Limbo of the white squatters

Seventeen-year-old Francine Walkenshaw tried to go back to school last year, but gave up when better-dressed pupils jeered at her: ”Why do you live like a squatter? What did you do wrong?”

Francine, her father Casper and her two brothers live in Lochvaal Emfuleni, on the outskirts of Vanderbijlpark on the Sasolburg road. It is one of at least three white squatter camps that have sprouted in the Vaal Triangle.

None of the children who live there have finished school, and Francine, a quiet, pale girl, was forced to drop out in grade eight. Last year she tried to return to the local high school where poor children are subsidised, paying a R50 registration fee and contributing money when they can during the year. After being rejected by the other pupils, she never leaves Lochvaal. She wants company but has no friends. Her dream is to own a pair of Nike takkies and to live somewhere ”restful”.

The camp is a litter of corrugated-iron structures, tents, decrepit caravans, scrap metal, cans, weeds and emaciated mongrels. The people who live there have the glazed, faraway look of sleepwalkers. They rarely wash their clothes, and turn a sullen, taciturn face to the outside world.

A typical white squatter camp is located on a private plot owned by a middle-class Afrikaner or a charity organisation. Usually the landlord lives in a respectable home with the shack settlement mushrooming behind it, hidden from the public eye.

The landlady of Lochvaal Emfuleni is Sally Bruwer, who spends most of the day in green curlers, bellowing orders because her legs can’t carry her enormous bulk.

Forty homeless whites currently live there, but the monthly turnover of residents is much higher, at about 800. Drifters or temporary workers constantly come and go.

Bruwer says the settlement is sustained by donations, usually dropped off by anonymous well-wishers. A communal kitchen offers a daily menu of pap and one spoon of sugar in the morning, and pap and sauce for lunch and supper. There are two long-drop lavatories that are humid and fusty, with used toilet paper lying on the floor.

Francine’s father was once a fitter and turner at Sasol, earning a monthly wage of R4 500. Five years ago he was retrenched with a R100 000 package, but blew it on a pyramid scheme. His wife walked out on him and their children. They moved here three months ago, and live in a rusted caravan and a blue tent. The canvas is rotting.

Casper has stopped looking for work. His last gainful employment was menial labour — bricklaying and digging holes — for R450 a month and his cash reserves are dwindling. No longer alert, he seems unable to fight the dullness that has settled on him.

The Walkenshaws’ neighbour, Hannes Schoeman (44), is mentally ill.
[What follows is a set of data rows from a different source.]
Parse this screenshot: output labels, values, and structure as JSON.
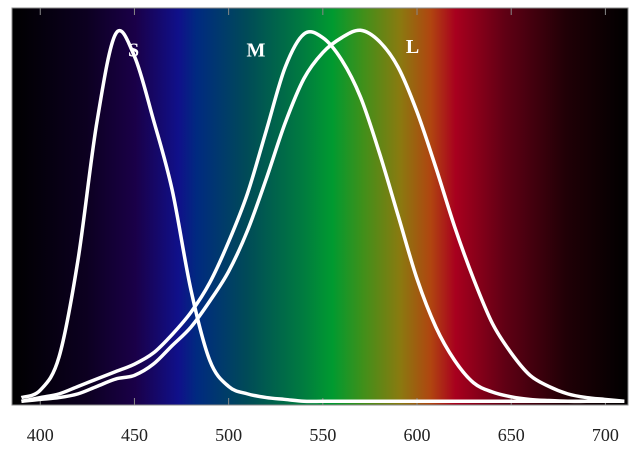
{
  "chart_data": {
    "type": "line",
    "x": [
      390,
      400,
      410,
      420,
      430,
      440,
      450,
      460,
      470,
      480,
      490,
      500,
      510,
      520,
      530,
      540,
      550,
      560,
      570,
      580,
      590,
      600,
      610,
      620,
      630,
      640,
      650,
      660,
      670,
      680,
      690,
      700,
      710
    ],
    "series": [
      {
        "name": "S",
        "color": "#ffffff",
        "values": [
          0.01,
          0.03,
          0.12,
          0.38,
          0.75,
          0.99,
          0.93,
          0.76,
          0.57,
          0.3,
          0.11,
          0.04,
          0.02,
          0.01,
          0.005,
          0,
          0,
          0,
          0,
          0,
          0,
          0,
          0,
          0,
          0,
          0,
          0,
          0,
          0,
          0,
          0,
          0,
          0
        ]
      },
      {
        "name": "M",
        "color": "#ffffff",
        "values": [
          0,
          0.01,
          0.02,
          0.04,
          0.06,
          0.08,
          0.1,
          0.13,
          0.18,
          0.24,
          0.32,
          0.43,
          0.56,
          0.73,
          0.9,
          0.99,
          0.98,
          0.92,
          0.82,
          0.67,
          0.5,
          0.33,
          0.2,
          0.11,
          0.05,
          0.025,
          0.012,
          0.005,
          0.002,
          0,
          0,
          0,
          0
        ]
      },
      {
        "name": "L",
        "color": "#ffffff",
        "values": [
          0,
          0.005,
          0.01,
          0.02,
          0.04,
          0.06,
          0.07,
          0.1,
          0.15,
          0.2,
          0.27,
          0.35,
          0.46,
          0.6,
          0.75,
          0.87,
          0.94,
          0.98,
          1.0,
          0.97,
          0.9,
          0.78,
          0.63,
          0.47,
          0.33,
          0.21,
          0.13,
          0.07,
          0.04,
          0.02,
          0.01,
          0.005,
          0
        ]
      }
    ],
    "xlim": [
      385,
      712
    ],
    "ylim": [
      -0.01,
      1.06
    ],
    "xticks": [
      400,
      450,
      500,
      550,
      600,
      650,
      700
    ]
  }
}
He is a filthy six-footer with an obsession with shoes — because, he says, his penniless upbringing forced him to go barefoot as a child. He wears three pairs of shoes, one inside the other, and spends his day repairing other items from his extensive collection of tattered footwear.
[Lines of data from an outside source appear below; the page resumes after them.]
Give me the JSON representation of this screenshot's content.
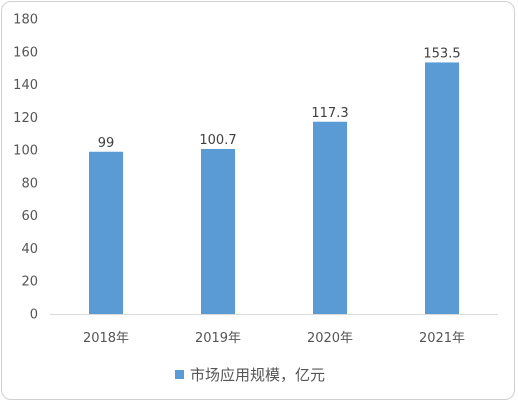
{
  "chart_data": {
    "type": "bar",
    "categories": [
      "2018年",
      "2019年",
      "2020年",
      "2021年"
    ],
    "series": [
      {
        "name": "市场应用规模，亿元",
        "values": [
          99,
          100.7,
          117.3,
          153.5
        ],
        "color": "#5b9bd5"
      }
    ],
    "data_labels": [
      "99",
      "100.7",
      "117.3",
      "153.5"
    ],
    "ylim": [
      0,
      180
    ],
    "yticks": [
      0,
      20,
      40,
      60,
      80,
      100,
      120,
      140,
      160,
      180
    ],
    "grid": false,
    "legend_position": "bottom"
  }
}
Schoeman’s house, a 5mx4m cement and corrugated-iron hovel, is filled with scrap he has hoarded. He wears a piece of wire around his neck ”to keep my neck up to keep me proud”, he says.
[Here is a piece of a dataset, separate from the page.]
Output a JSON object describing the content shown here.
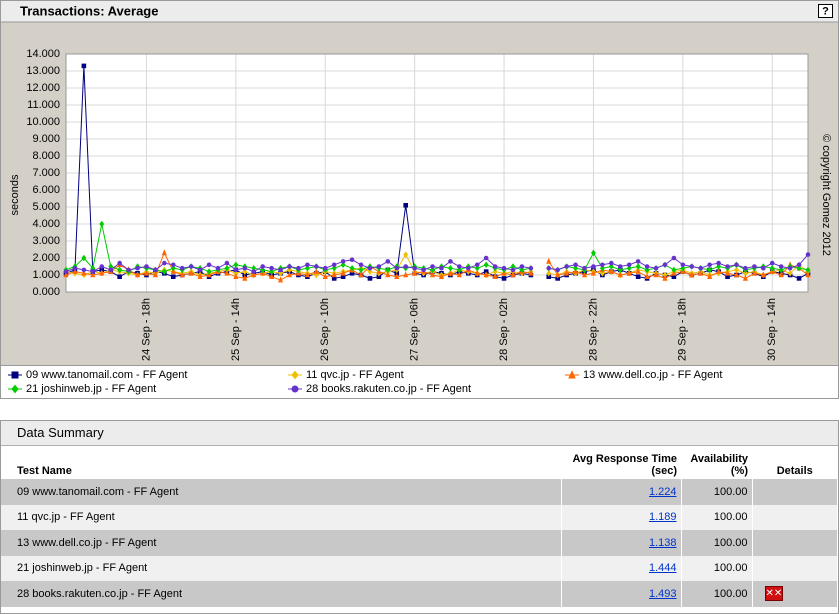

Some of the sleeping arrangements are communal. Ann (25), who has a five-year-old son, Kyle, and is eight months’ pregnant, lives in a room with eight other women and two children. She moved to the area three months ago from Newcastle in KwaZulu-Natal, to escape an abusive husband.

To earn their keep, the people in the camp are given chores like cooking, gardening and building. They go about these, listlessly sucking on cigarettes and staring into the middle distance.

They have lost touch with the world and live a vacant existence. Here the sons and daughters of impecunious whites, once elevated by apartheid, have become the detritus of democracy.